The Commons is dead at the moment: with little legislation to debate and no mandatory votes left, many MPs have drifted away to their constituencies (or further afield) for Christmas. But the Lords has plenty to do, and peers are making their presence felt.
Last week, ministers were given a bloody nose when peers voted to nullify plans to cut housing benefit by up to 25 per cent for people who live in council houses with spare rooms. The department for work and pensions says the policy is designed to free up housing stock. A spokesman says:
It’s not fair that people to continue to live in homes that are too large for their needs when in England alone there are around five million people on the social housing waiting list and over a quarter of a million tenants are living in overcrowded conditions.

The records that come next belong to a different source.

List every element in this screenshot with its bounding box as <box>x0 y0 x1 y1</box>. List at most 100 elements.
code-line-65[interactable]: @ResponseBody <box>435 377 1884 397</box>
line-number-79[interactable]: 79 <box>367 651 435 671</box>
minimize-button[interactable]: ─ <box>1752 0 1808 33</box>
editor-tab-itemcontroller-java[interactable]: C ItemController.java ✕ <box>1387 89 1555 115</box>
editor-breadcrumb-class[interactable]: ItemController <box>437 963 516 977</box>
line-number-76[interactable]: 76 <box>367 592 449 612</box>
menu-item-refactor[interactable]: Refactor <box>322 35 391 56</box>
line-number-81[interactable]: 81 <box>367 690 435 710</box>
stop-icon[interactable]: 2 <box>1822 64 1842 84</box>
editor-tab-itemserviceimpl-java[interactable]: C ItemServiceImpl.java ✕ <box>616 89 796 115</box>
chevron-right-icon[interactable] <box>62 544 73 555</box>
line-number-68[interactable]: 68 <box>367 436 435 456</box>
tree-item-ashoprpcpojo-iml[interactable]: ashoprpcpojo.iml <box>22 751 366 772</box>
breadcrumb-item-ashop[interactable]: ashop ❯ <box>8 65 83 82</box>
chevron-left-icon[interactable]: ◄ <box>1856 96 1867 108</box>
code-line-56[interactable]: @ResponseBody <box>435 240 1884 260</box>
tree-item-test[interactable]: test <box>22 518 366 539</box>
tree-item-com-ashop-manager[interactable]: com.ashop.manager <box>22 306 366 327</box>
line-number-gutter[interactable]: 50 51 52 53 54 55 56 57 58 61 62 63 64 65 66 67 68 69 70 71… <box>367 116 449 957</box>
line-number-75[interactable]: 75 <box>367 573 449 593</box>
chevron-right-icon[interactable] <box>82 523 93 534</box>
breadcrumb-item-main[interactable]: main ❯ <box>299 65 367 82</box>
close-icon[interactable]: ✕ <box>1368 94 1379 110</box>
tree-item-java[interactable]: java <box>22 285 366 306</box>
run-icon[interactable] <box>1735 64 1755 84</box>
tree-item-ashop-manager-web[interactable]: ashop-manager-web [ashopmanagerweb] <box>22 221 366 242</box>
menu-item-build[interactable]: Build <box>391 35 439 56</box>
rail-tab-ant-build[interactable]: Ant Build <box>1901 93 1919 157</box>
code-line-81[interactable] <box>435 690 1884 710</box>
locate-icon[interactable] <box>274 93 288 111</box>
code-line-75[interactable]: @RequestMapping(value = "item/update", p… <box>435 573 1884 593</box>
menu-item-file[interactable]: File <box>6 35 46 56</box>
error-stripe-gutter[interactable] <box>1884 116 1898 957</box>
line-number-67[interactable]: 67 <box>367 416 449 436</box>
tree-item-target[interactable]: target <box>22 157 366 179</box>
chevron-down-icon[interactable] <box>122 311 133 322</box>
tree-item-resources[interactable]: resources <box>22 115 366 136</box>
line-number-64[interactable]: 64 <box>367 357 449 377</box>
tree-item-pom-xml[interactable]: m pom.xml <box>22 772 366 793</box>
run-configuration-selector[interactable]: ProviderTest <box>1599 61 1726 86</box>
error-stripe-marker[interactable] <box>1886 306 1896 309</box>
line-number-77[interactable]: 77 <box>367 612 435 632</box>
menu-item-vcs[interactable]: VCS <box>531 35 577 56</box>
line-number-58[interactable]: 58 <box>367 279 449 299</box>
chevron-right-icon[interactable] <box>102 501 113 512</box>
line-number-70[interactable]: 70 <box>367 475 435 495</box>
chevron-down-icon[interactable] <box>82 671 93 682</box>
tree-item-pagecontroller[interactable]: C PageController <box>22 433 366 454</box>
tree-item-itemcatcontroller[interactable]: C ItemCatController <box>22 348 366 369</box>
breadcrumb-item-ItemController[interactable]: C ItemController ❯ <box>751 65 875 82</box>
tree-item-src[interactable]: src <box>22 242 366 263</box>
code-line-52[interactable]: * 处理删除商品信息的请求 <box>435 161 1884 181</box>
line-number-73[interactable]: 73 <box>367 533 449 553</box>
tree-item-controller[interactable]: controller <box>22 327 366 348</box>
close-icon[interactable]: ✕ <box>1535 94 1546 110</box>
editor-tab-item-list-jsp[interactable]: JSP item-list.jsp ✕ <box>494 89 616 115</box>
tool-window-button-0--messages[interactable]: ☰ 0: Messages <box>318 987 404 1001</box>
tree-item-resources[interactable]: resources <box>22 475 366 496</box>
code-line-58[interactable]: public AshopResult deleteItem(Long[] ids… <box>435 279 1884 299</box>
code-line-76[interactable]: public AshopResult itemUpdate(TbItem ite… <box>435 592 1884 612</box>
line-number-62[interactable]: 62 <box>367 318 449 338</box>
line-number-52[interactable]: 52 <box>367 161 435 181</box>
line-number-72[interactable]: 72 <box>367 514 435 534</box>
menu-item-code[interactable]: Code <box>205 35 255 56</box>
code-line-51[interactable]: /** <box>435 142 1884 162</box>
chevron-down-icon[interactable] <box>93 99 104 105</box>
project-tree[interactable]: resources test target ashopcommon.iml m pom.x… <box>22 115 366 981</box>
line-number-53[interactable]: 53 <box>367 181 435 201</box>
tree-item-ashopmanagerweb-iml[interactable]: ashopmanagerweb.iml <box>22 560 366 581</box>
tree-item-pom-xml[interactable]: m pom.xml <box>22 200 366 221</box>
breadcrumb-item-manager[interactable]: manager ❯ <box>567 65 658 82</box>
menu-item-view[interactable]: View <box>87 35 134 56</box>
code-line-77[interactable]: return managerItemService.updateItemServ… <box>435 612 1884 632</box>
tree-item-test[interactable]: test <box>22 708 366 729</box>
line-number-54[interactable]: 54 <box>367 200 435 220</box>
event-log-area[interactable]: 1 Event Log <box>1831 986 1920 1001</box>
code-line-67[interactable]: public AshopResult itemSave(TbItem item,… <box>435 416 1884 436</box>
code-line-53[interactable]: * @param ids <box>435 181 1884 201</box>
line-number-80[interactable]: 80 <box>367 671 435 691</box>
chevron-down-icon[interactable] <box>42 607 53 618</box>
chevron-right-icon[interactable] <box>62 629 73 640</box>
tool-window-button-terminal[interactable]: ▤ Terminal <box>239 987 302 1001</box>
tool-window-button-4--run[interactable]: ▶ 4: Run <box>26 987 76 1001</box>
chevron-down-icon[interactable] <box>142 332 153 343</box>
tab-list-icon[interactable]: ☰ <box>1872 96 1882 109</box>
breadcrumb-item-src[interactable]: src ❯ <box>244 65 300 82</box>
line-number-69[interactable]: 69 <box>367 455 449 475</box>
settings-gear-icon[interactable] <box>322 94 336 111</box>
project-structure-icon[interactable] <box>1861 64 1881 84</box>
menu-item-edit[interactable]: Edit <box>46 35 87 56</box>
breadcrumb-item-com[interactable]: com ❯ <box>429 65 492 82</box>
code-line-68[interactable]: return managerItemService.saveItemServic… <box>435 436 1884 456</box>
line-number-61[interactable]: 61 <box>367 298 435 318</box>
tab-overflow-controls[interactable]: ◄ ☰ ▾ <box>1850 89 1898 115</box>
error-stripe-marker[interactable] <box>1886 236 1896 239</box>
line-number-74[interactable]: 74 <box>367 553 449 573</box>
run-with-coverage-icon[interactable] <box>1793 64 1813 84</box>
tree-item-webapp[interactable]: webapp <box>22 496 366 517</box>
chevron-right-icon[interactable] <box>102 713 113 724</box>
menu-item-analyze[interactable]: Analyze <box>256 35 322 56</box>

But peers disagreed, with many arguing that tenants wouldn’t be able to move because there weren’t enough affordable smaller homes available to rent. Lord Best, the Liberal Democrat peer, said during the debate:
There will be absolutely no place in my view for them to go.
The National Housing Federation, which represents housing associations across the country, agrees. It estimates 180,000 social tenants in England are ‘under-occupying’ two-bedroom homes – the problem is only 68,000 one-bedroom social homes came onto the rental market in the 2009/2010 financial year.
What’s more, even the government admits not everybody is going to move. The Treasury has estimated the policy will save £500m in reduced benefit payments, which begs the question whether ministers are pursuing the policy to free up housing stock as claimed, or more to save money. The House of Lords has given its verdict in the clearest terms.